Reform of the Civil Code | A negation of the biological reality of women

Our society is evolving and the Civil Code of Quebec, which governs our life in society, must take this into account.



François Chapleau and Marie-Claude Girard
Professor Emeritus in the Department of Biology at the University of Ottawa and retired from the Canadian Human Rights Commission

The great advance of Bill 2 on the reform of family law in matters of parentage and amending the Civil Code in matters of personality rights and civil status (PL2) is that it will allow a person to add, to their birth certificate, a mention of gender identity, change or withdraw it and modify their first names accordingly.

Now that the mention of gender is allowed on the civil status, while respecting the personality of the citizen, it is time to correct an anomaly of the Civil Code allowing the change of the mention of the sex appearing on the birth certificate by keeping gender identity account. Remember that sex refers to the biological characteristics of people while gender is a concept relating to feelings and social stereotypes linked to femininity and masculinity. It is essential not to confuse the two concepts.

So, unlike gender identity, sex is binary and immutable. Any claim that says otherwise is a denial of biological reality. The duality of the sexes is not unique to humans since it is found in a very large number of species of multicellular organisms that we find on Earth (animals, plants, etc.).

Human beings are sexual persons (with a few exceptions, as recognized in PL2), possessing distinctive gametes and chromosomes linked to their biological sex.

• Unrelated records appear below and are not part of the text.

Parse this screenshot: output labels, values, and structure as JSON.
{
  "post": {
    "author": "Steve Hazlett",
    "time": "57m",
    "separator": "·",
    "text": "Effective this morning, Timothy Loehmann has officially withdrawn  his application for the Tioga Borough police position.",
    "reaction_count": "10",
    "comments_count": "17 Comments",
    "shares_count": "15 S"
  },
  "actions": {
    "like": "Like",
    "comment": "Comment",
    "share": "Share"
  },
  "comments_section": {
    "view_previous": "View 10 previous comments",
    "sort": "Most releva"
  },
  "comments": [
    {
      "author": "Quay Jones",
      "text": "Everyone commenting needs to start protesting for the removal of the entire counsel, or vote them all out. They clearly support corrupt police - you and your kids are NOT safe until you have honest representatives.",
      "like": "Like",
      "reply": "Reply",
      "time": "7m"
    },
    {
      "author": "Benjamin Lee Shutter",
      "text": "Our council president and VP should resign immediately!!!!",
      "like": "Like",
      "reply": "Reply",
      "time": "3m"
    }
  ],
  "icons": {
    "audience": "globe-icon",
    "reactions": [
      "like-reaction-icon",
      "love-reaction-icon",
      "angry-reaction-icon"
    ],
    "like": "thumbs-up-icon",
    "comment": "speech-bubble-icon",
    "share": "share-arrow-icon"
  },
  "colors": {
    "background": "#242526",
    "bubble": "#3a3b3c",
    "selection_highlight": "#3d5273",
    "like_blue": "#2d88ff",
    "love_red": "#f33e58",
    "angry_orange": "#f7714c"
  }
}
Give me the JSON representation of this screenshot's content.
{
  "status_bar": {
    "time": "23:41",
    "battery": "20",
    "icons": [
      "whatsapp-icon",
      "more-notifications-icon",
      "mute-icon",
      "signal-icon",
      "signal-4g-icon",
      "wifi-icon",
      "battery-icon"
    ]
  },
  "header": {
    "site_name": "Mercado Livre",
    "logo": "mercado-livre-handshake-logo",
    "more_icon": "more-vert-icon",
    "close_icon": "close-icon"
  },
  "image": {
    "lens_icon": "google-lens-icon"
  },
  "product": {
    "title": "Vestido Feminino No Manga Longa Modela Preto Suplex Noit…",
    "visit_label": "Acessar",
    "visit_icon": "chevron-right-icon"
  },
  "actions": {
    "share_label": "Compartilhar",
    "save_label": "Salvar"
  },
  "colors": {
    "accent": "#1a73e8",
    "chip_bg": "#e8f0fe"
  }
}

Taking hormones of the opposite sex, reassignment surgeries or a deep and sincere feeling do not change this biological reality. Sex is a genetic reality that determines the physical nature of people (e.g. ability to produce sperm or eggs, to give birth, notable difference in muscle mass, endurance, tone of voice, etc.).

However, since 1994, the Civil Code allows a change in the designation of sex. A “person who has successfully undergone medical treatments and surgical operations involving a structural modification of the sexual organs, and intended to change his apparent sexual characteristics, can obtain the modification of the designation of the sex appearing on his birth certificate”. Since 2015, sex reassignment can be done without medical treatment or surgery.

In both cases, this is scientific denial.

This confusion between sex and gender invites a negation of the biological reality of women and the achievement of equality between the sexes, however protected by our Charters.

It is indeed worrying to note that the PL2 proposes, for example, to eliminate the expressions pregnant women, who bear children or who give birth to become pregnant “persons”, who bear children or who give birth. It is better to recognize that those who bear children are women, in all their biological complexity, and that they can also, if they wish, identify with the masculine gender. Here is the reality.

PL2 is an opportunity to correct the situation by recognizing everyone’s personality, while respecting the person’s gender.

To act otherwise perpetuates the problem of systemic discrimination against sex, yet protected by the Quebec Charter. Indeed, how to meet the specific needs of women, still discriminated against in our societies, and protect the measures put in place for their safety or to promote their participation in sport, if the Civil Code perverts the meaning of the word “sex”? How to ensure that their biological reality is taken into account in clinical and biomedical research, if this reality is no longer recognized?

PL2 recognizes gender identity, but should not give way, for reasons of feeling, on the integrity of the sex category.